En 2025, les startups africaines ont levé plus de 3 milliards de dollars, enregistrant une hausse d’environ 36 % par rapport à l’année précédente. Cette reprise repose majoritairement sur des investissements en equity, qui représentent désormais plus de 90 % des financements accordés aux jeunes entreprises technologiques du continent.

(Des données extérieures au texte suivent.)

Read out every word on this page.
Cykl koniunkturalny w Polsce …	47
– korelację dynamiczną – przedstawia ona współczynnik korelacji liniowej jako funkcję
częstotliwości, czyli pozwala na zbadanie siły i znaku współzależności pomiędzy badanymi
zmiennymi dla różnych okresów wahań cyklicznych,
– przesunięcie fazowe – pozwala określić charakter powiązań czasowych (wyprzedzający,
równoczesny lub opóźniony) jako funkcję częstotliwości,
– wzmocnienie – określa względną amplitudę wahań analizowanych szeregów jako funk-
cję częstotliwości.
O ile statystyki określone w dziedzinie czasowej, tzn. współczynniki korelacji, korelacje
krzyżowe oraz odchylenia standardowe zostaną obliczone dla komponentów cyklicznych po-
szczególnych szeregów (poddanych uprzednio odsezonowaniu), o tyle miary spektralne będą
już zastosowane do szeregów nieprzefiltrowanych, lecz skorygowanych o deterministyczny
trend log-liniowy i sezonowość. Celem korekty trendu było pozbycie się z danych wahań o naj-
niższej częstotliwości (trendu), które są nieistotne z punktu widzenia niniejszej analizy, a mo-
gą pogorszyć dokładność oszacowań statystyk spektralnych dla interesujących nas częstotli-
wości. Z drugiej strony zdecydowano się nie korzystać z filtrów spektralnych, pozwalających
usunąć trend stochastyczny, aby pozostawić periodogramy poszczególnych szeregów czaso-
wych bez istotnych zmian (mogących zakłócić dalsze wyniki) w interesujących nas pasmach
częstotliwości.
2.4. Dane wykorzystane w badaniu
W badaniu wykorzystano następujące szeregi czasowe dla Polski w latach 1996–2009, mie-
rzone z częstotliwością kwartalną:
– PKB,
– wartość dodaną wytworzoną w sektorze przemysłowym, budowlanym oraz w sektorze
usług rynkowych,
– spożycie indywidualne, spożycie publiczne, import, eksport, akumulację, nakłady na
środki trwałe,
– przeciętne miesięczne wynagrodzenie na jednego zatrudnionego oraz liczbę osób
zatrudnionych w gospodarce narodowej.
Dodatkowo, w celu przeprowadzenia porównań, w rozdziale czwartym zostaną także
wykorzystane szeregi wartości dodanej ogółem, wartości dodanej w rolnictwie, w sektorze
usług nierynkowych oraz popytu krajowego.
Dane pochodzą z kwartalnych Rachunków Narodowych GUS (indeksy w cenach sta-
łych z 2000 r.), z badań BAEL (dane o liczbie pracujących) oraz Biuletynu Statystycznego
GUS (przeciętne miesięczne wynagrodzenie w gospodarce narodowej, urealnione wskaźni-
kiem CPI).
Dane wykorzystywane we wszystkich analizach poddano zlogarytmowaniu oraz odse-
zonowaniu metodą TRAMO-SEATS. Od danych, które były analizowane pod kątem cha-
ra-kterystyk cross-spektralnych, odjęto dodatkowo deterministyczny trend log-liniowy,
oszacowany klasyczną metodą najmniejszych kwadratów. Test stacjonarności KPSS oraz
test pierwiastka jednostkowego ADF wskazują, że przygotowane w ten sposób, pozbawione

Cette évolution traduit un changement structurel dans les modes de financement. Le financement en capital permet aux startups de se développer sans la contrainte de remboursements réguliers, contrairement à la dette, souvent difficile à supporter dans des environnements économiques instables. Il offre également une flexibilité stratégique essentielle pour accompagner les phases de croissance et d’expansion.
La fintech demeure le secteur le plus attractif pour les investisseurs, suivie par la cleantech, les solutions énergétiques et les services numériques. Sur le plan géographique, des marchés comme le Nigeria, le Kenya, l’Égypte et l’Afrique du Sud concentrent l’essentiel des investissements, tandis que plusieurs pays d’Afrique francophone gagnent progressivement en visibilité au sein de l’écosystème.
La montée en puissance des institutions financières et des fonds de développement renforce la crédibilité du marché et contribue à instaurer un climat de confiance durable. Des entreprises comme Moniepoint ou Wave illustrent cette dynamique, démontrant la capacité des startups africaines à atteindre une croissance rapide et des valorisations significatives.
À l’horizon 2026, les perspectives restent positives. Les investisseurs montrent un intérêt accru pour des modèles économiques durables, rentables et à fort impact, notamment dans les domaines de l’énergie, de l’intelligence artificielle et des services B2B. Le financement en capital s’impose ainsi comme un levier clé de croissance pour les startups africaines et un moteur essentiel de l’innovation sur le continent.